Il y avait longtemps que je n'avais pas dit de mal ces consanguins d'anglais. Pardon, je reprends. Il y a longtemps que je n'avais pas évoqué cordialement nos chers voisins et néanmoins amis d'au-delà la Manche. Mais comme j'aime bien manger (même si je suis très difficile) et que l'anglais est l'ennemi héréditaire de la bonne bouffe, ça ne pouvait que revenir un jour ici. Et ce jour, c'est aujourd'hui.

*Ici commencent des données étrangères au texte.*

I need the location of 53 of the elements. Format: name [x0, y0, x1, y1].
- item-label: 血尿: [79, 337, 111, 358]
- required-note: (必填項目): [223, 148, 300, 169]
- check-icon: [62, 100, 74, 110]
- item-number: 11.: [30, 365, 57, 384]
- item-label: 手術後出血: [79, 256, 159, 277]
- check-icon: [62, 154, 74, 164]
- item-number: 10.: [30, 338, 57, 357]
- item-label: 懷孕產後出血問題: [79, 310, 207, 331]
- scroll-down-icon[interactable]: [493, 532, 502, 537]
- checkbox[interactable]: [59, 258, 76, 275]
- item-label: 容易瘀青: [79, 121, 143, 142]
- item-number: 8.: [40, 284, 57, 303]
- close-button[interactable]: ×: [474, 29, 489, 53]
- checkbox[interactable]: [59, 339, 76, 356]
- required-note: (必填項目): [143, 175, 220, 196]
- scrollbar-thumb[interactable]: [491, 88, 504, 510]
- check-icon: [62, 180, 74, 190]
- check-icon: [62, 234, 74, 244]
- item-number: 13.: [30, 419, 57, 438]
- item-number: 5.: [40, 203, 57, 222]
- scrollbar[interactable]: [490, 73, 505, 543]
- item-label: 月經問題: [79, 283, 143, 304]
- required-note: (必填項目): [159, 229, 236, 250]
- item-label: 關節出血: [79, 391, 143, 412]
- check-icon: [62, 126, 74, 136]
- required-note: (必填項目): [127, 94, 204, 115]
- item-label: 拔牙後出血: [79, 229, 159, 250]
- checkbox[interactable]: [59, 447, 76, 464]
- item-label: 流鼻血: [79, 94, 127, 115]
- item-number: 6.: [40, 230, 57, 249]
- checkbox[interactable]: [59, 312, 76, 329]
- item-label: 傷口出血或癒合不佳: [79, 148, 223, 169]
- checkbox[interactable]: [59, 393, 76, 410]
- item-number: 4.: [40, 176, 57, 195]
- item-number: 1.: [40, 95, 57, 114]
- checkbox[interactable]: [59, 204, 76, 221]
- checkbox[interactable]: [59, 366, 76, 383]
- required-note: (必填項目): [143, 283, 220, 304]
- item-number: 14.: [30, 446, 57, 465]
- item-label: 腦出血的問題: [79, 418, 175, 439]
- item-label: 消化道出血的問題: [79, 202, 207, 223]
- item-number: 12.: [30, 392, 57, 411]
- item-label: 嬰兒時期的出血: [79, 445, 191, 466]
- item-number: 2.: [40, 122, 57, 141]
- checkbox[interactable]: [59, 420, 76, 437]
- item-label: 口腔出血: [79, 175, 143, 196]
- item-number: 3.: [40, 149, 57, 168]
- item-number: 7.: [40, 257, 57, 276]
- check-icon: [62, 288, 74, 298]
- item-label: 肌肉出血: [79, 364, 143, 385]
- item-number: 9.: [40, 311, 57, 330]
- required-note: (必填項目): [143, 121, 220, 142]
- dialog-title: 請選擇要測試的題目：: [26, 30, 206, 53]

Je ne fais nulle cachoterie du fait que j'aime bien faire mienne cette réplique pourtant bretonne (du côté de Kaamelott) à la base: le gras, c'est la vie. Car oui, le gras, c'est bon. C'est les vaches qui courent au fond des bois, le petit cochon qui s'endort tendrement près du hachoir, les pitits poulets qui baguenaudent dans les paturages sans leur tête fraichement tranchée... C'est beau. Seulement voilà, si c'est beau, c'est bon et si c'est bon, ce n'est pas anglais. Forcément. Sauf pour le foot mais on parle de sujets sérieux là. L'anglais, donc, n'aime pas le gras. L'anglais calomnie même le gras. Comme quoi, ça ferait des bouchons dans le coeur, ça ferait décéder de mort et ça rendrait les gens pas contents. Alors l'anglais décide de punir. Et pour ça, il fait appel au deuxième fléau après la mort,
il taxe. Comme c'est bas. Comme c'est vil. Et surtout, ça pénalise le pitit peuple, le seul qui sache apprécier le gras à sa juste valeur, bien qu'il n'ait rien d'autre à manger.
Vraiment, je crois qu'il faudra m'offrir beaucoup pour que j'aille un jour manger en Angleterre. Ailleurs qu'au Burger King, bien sur. Ces gens là ne savent pas vivre. Quand je pense encore au pitit steack Moinette que j'ai dégusté ce midi... J'ai déjà faim. Au nom du gras, à toute la Belgique, je voudrai dire: Merci!